Die Anschlagswelle begann wenige Tage, nachdem Innenminister Corcuera eine Wiederaufnahme des Dialogs zwischen Regierung und ETA in Aussicht gestellt hatte, falls diese einen sechsmonatigen Waffenstillstand einhalte. Kurz zuvor hatte die ETA den Industriellen Adolfo Villoslada freigelassen, den sie knapp drei Monate zuvor entführt hatte, und so den Weg für neue Verhandlungen freigemacht. Corcueras Ankündigung war nicht nur von den baskischen Parteien begrüßt, sondern vor allem von der Koalition „Herri Batasuna“ (HB), die der ETA nahesteht, erfreut aufgegriffen worden. HB zeigt seit geraumer Zeit gesteigertes Interesse an einer Dialoglösung für das Baskenland, die ihre politische Bedeutung stärken würde. Nach den Wahlen im vergangenen Oktober hatten sich die Abgeordneten von HB zum ersten Mal bereitgefunden, sich vereidigen zu lassen, um (gelegentlich) an den Madrider Parlamentssitzungen teilzunehmen und von dieser Absicht nicht abgelassen, selbst nachdem bei einem Anschlag einer der Abgeordneten, Josu Muguruza, erschossen wurde. Aufgrund eines Zusatzes zum Vereidigungsschwur, den sie sprachen, wurden sie allerdings bislang nicht zum Parlament zugelassen. Tage vor Corcueras Ankündigung hatten Mitglieder von HB auf einer geheimen Pressekonferenz in Paris einen bilateralen Waffenstillstand gefordert, und Parteisprecher Jon Idigoras hatte erklärt, dies sei ein guter Augenblick, um Kontakte zwischen Regierung und ETA aufzunehmen. Wenige Stunden danach hatte der Richter die Briefbombe erhalten, und Jon Idigoras mußte sich blamieren, indem er erklärte, der Anschlag sei genauso bedauerlich wie die Sturheit der Regierung. Obwohl Herri Batasuna einmal mehr Disziplin gegenüber der bewaffneten Gruppe bewiesen hat, sind doch die Risse deutlich geworden. Politische Beobachter interpretieren die Anschlagswelle als Versuch des harten Flügels der ETA, die Verhandlungen zu torpedieren oder zumindest von einer Position der Stärke aus zu führen.

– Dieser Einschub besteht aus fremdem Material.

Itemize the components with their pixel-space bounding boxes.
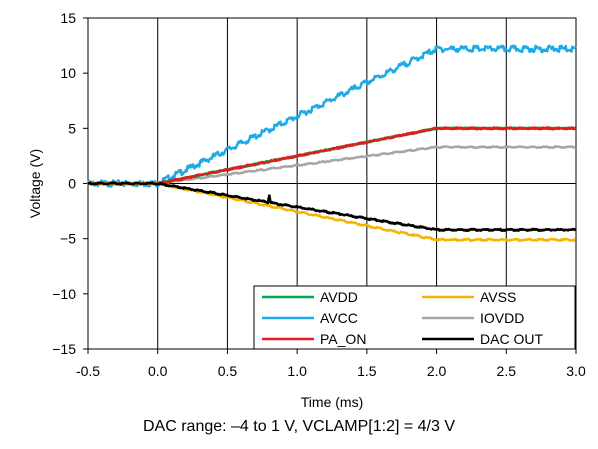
- y-tick-label: −15: [52, 341, 76, 357]
- x-tick-label: 2.5: [497, 363, 517, 379]
- series-line-iovdd: [87, 145, 577, 186]
- legend-label: IOVDD: [480, 310, 524, 326]
- y-tick-label: −10: [52, 286, 76, 302]
- y-axis-label: Voltage (V): [27, 149, 43, 218]
- legend-label: AVSS: [480, 289, 516, 305]
- series-line-avss: [87, 181, 577, 242]
- x-tick-label: 1.5: [357, 363, 377, 379]
- x-tick-label: 0.0: [148, 363, 168, 379]
- x-tick-label: 2.0: [427, 363, 447, 379]
- y-tick-label: 15: [60, 10, 76, 26]
- y-tick-label: 0: [68, 176, 76, 192]
- x-tick-label: 0.5: [218, 363, 238, 379]
- series-line-pa-on: [87, 126, 577, 186]
- legend-label: AVDD: [320, 289, 358, 305]
- series-line-dac-out-core: [88, 182, 576, 231]
- x-tick-label: -0.5: [76, 363, 100, 379]
- y-tick-label: −5: [60, 231, 76, 247]
- series-line-dac-out: [87, 181, 577, 232]
- legend-label: PA_ON: [320, 331, 366, 347]
- x-tick-label: 3.0: [566, 363, 586, 379]
- x-tick-label: 1.0: [287, 363, 307, 379]
- legend-label: AVCC: [320, 310, 358, 326]
- x-axis-label: Time (ms): [301, 394, 363, 410]
- y-tick-label: 5: [68, 120, 76, 136]
- y-tick-label: 10: [60, 65, 76, 81]
- chart-caption: DAC range: –4 to 1 V, VCLAMP[1:2] = 4/3 …: [142, 418, 456, 435]
- series-line-avdd: [87, 126, 577, 186]
- legend-label: DAC OUT: [480, 331, 543, 347]
- series-line-avcc: [86, 44, 577, 188]
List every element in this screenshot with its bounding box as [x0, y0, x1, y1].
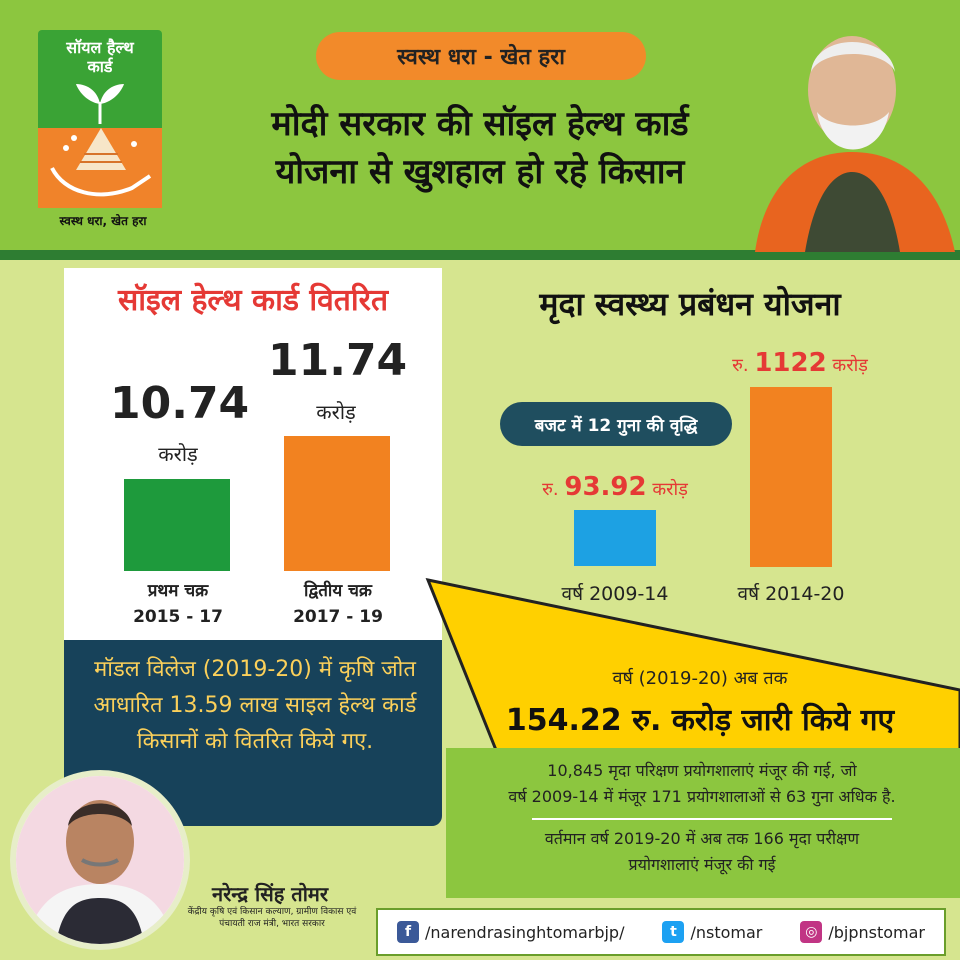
- labs-text-2a: वर्तमान वर्ष 2019-20 में अब तक 166 मृदा …: [544, 829, 860, 848]
- minister-name: नरेन्द्र सिंह तोमर: [211, 882, 329, 906]
- cycle2-years: 2017 - 19: [293, 607, 383, 627]
- cards-panel-title: सॉइल हेल्थ कार्ड वितरित: [117, 283, 389, 318]
- budget-2014-suffix: करोड़: [832, 355, 868, 376]
- cycle1-bar: [124, 479, 230, 571]
- header-divider: [0, 250, 960, 260]
- scheme-title: मृदा स्वस्थ्य प्रबंधन योजना: [539, 285, 841, 323]
- budget-2014-value: 1122: [754, 348, 827, 378]
- budget-growth-pill: बजट में 12 गुना की वृद्धि: [500, 402, 732, 446]
- soil-hand-icon: [50, 128, 152, 197]
- model-village-text: मॉडल विलेज (2019-20) में कृषि जोत आधारित…: [93, 657, 417, 754]
- instagram-handle: /bjpnstomar: [828, 922, 925, 942]
- cycle2-bar: [284, 436, 390, 571]
- budget-2009-suffix: करोड़: [652, 479, 688, 500]
- logo-title: सॉयल हैल्थ कार्ड: [66, 38, 134, 76]
- social-links-bar: f /narendrasinghtomarbjp/ t /nstomar ◎ /…: [376, 908, 946, 956]
- labs-text-2b: प्रयोगशालाएं मंजूर की गई: [628, 855, 776, 874]
- instagram-icon: ◎: [800, 921, 823, 943]
- budget-2009-value: 93.92: [564, 472, 647, 502]
- cycle1-unit: करोड़: [158, 442, 198, 466]
- slogan-pill: स्वस्थ धरा - खेत हरा: [316, 32, 646, 80]
- instagram-link[interactable]: ◎ /bjpnstomar: [800, 921, 925, 943]
- release-triangle: [425, 577, 960, 750]
- labs-text-1b: वर्ष 2009-14 में मंजूर 171 प्रयोगशालाओं …: [508, 787, 896, 806]
- cycle2-unit: करोड़: [316, 400, 356, 424]
- cycle1-name: प्रथम चक्र: [147, 581, 209, 601]
- cycle2-name: द्वितीय चक्र: [304, 581, 372, 601]
- cycle2-label: द्वितीय चक्र 2017 - 19: [260, 578, 416, 630]
- headline-line-2: योजना से खुशहाल हो रहे किसान: [275, 152, 685, 192]
- twitter-icon: t: [662, 921, 685, 943]
- twitter-handle: /nstomar: [690, 922, 763, 942]
- cycle1-value: 10.74: [110, 378, 250, 429]
- budget-2014-bar: [750, 387, 832, 567]
- labs-text-1a: 10,845 मृदा परिक्षण प्रयोगशालाएं मंजूर क…: [547, 761, 857, 780]
- budget-2014-prefix: रु.: [732, 355, 749, 376]
- facebook-icon: f: [396, 921, 419, 943]
- release-amount: 154.22 रु. करोड़ जारी किये गए: [505, 703, 895, 738]
- budget-2009-value-label: रु. 93.92 करोड़: [520, 472, 710, 502]
- minister-photo: [16, 776, 184, 944]
- cycle1-years: 2015 - 17: [133, 607, 223, 627]
- budget-2009-bar: [574, 510, 656, 566]
- labs-info-band: [446, 748, 960, 898]
- logo-caption: स्वस्थ धरा, खेत हरा: [59, 214, 147, 228]
- labs-divider: [532, 818, 892, 820]
- headline-line-1: मोदी सरकार की सॉइल हेल्थ कार्ड: [271, 104, 689, 144]
- budget-2014-value-label: रु. 1122 करोड़: [730, 348, 870, 378]
- minister-portrait: [16, 776, 184, 944]
- prime-minister-portrait: [755, 36, 955, 252]
- budget-2009-prefix: रु.: [542, 479, 559, 500]
- budget-2014-year: वर्ष 2014-20: [737, 583, 845, 605]
- cycle1-label: प्रथम चक्र 2015 - 17: [100, 578, 256, 630]
- twitter-link[interactable]: t /nstomar: [662, 921, 762, 943]
- labs-info-text: 10,845 मृदा परिक्षण प्रयोगशालाएं मंजूर क…: [452, 758, 952, 878]
- facebook-link[interactable]: f /narendrasinghtomarbjp/: [396, 921, 625, 943]
- page-title: मोदी सरकार की सॉइल हेल्थ कार्ड योजना से …: [190, 100, 770, 196]
- minister-designation: केंद्रीय कृषि एवं किसान कल्याण, ग्रामीण …: [187, 907, 357, 929]
- sprout-icon: [76, 84, 124, 124]
- release-caption: वर्ष (2019-20) अब तक: [612, 668, 788, 689]
- cycle2-value: 11.74: [268, 335, 408, 386]
- budget-2009-year: वर्ष 2009-14: [561, 583, 669, 605]
- facebook-handle: /narendrasinghtomarbjp/: [424, 922, 625, 942]
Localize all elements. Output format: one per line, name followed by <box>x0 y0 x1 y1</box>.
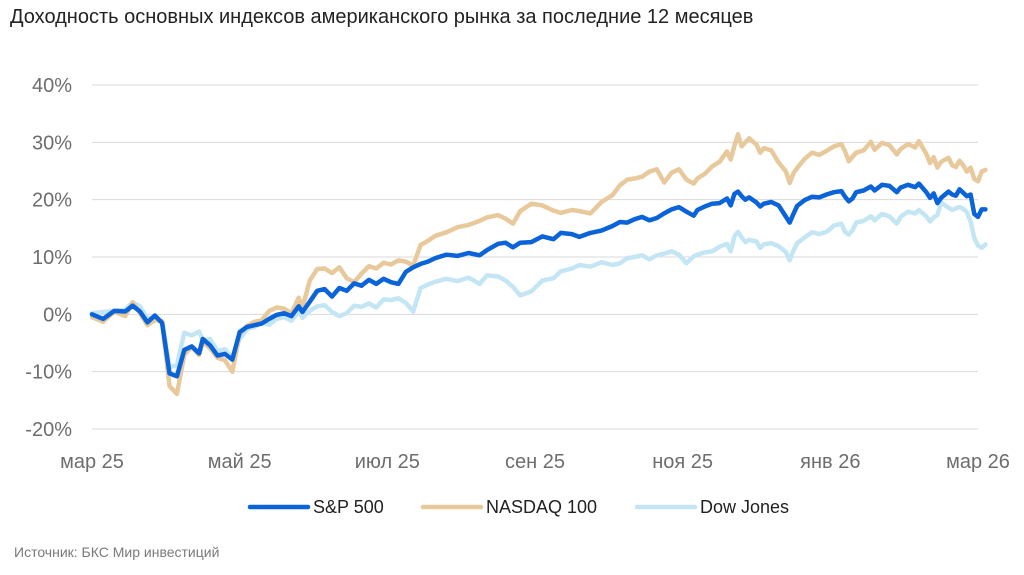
series-line-dow-jones <box>89 200 988 370</box>
legend: S&P 500 NASDAQ 100 Dow Jones <box>247 497 789 517</box>
legend-label: S&P 500 <box>313 497 384 517</box>
y-tick-label: -10% <box>25 362 72 384</box>
x-tick-label: мар 26 <box>946 451 1010 473</box>
x-tick-label: май 25 <box>208 451 272 473</box>
series-line-s-p-500 <box>89 181 988 379</box>
x-tick-label: янв 26 <box>800 451 860 473</box>
gridlines <box>92 84 978 430</box>
y-axis-tick-labels: 40% 30% 20% 10% 0% -10% -20% <box>25 75 72 441</box>
x-tick-label: сен 25 <box>505 451 565 473</box>
legend-label: Dow Jones <box>700 497 789 517</box>
x-tick-label: июл 25 <box>355 451 420 473</box>
y-tick-label: -20% <box>25 419 72 441</box>
series-lines <box>89 132 988 397</box>
x-tick-label: ноя 25 <box>652 451 713 473</box>
y-tick-label: 30% <box>32 132 72 154</box>
y-tick-label: 10% <box>32 247 72 269</box>
source-note: Источник: БКС Мир инвестиций <box>14 544 220 560</box>
chart-title: Доходность основных индексов американско… <box>10 6 754 28</box>
y-tick-label: 40% <box>32 75 72 97</box>
x-axis-tick-labels: мар 25 май 25 июл 25 сен 25 ноя 25 янв 26 мар … <box>60 451 1010 473</box>
y-tick-label: 0% <box>43 304 72 326</box>
series-line-nasdaq-100 <box>89 132 988 397</box>
legend-label: NASDAQ 100 <box>486 497 597 517</box>
y-tick-label: 20% <box>32 190 72 212</box>
x-tick-label: мар 25 <box>60 451 124 473</box>
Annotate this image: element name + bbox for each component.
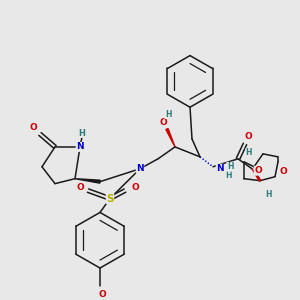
Text: O: O xyxy=(76,183,84,192)
Text: H: H xyxy=(246,148,252,158)
Text: H: H xyxy=(265,190,271,199)
Polygon shape xyxy=(252,169,261,181)
Text: H: H xyxy=(165,110,171,119)
Polygon shape xyxy=(166,129,175,147)
Polygon shape xyxy=(75,179,100,183)
Text: O: O xyxy=(159,118,167,127)
Text: N: N xyxy=(216,164,224,173)
Text: O: O xyxy=(29,123,37,132)
Text: O: O xyxy=(244,133,252,142)
Text: H: H xyxy=(225,171,231,180)
Text: S: S xyxy=(106,194,114,203)
Text: H: H xyxy=(227,162,233,171)
Text: N: N xyxy=(76,142,84,152)
Text: O: O xyxy=(254,166,262,175)
Text: O: O xyxy=(98,290,106,299)
Text: H: H xyxy=(79,128,86,137)
Text: O: O xyxy=(131,183,139,192)
Text: O: O xyxy=(279,167,287,176)
Text: N: N xyxy=(136,164,144,173)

Darüber hinaus soll der Terror die Fronten, auch in den Knästen, verhärten. Just in den letzten Monaten war das Justizministerium dazu übergegangen, einigen gefangenen Etarras Hafterleichterungen zuzubilligen und damit den Anreiz zum Ausscheren aus dem ideologischen Verbund zu stärken. Die Absage der Gefangenen vom bewaffneten Kampf will die ETA aber auf jeden Fall vermeiden.